Abstract

The Lingos Formation (new) comprises a thick sequence of Quaternary alluvial-fan, lacustrine, fluvial, and eolian deposits. These strata cover 9,250 km 2 of the western Rolling Plains of Texas. The Lingos Formation is part of the newly designated Paducah Group, which includes three previously recognized middle to upper Pleistocene formations in addition to the Lingos Formation and several unnamed or uncorrelated stratigraphic units. The origin of these formations is closely associated with westward retreat of the Caprock Escarpment and with subsidence resulting from regional intrastratal dissolution of Permian evaporites. Dissolution produced subsidence basins, which gradually filled with sediment derived from the retreating escarpment. Lakes occupied at least some of the subsidence basins and were sustained by emergent ground water rather than by surficial inflow. Stratigraphic relations and paleofaunas document significant Quaternary environmental change linked to subsidence, stream incision, and climatic variation.
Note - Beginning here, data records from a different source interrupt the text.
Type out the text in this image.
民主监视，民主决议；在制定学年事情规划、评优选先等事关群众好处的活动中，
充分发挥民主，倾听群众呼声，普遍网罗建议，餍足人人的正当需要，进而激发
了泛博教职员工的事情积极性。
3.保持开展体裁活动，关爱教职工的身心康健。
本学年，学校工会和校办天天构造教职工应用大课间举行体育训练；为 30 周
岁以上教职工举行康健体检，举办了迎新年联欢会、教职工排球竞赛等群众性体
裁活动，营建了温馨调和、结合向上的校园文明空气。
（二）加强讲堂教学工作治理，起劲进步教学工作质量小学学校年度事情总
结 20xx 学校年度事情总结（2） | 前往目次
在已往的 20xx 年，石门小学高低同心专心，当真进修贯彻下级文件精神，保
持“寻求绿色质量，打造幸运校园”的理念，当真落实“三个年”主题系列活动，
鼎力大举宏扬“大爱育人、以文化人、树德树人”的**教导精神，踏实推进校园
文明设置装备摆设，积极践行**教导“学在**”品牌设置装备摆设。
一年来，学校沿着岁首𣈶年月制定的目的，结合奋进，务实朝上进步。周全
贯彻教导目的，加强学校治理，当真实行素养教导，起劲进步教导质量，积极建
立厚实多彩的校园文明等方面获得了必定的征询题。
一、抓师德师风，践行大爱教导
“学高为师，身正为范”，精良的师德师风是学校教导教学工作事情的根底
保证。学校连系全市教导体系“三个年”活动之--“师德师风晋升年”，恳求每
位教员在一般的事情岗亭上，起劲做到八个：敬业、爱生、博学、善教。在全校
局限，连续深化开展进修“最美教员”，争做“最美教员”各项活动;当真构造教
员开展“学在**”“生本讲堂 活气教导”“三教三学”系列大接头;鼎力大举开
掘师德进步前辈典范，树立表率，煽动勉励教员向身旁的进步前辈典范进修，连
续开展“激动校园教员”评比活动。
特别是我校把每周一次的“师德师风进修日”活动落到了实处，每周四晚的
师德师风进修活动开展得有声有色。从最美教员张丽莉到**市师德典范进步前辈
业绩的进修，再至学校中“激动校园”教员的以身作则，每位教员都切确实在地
Chronologic control is afforded by diagnostic vertebrate faunas (Rancholabrean and Holocene), Paleoindian through historic archeological remains, and more than 50 radiocarbon ages. On the basis of these data, deposition of the Lingos Formation spanned the period from less than 300 ka ago to the present. The depositional history of the Lingos Formation provides a model for the origin of the Paducah Group as a whole, and for Quaternary landscape evolution throughout the Rolling Plains.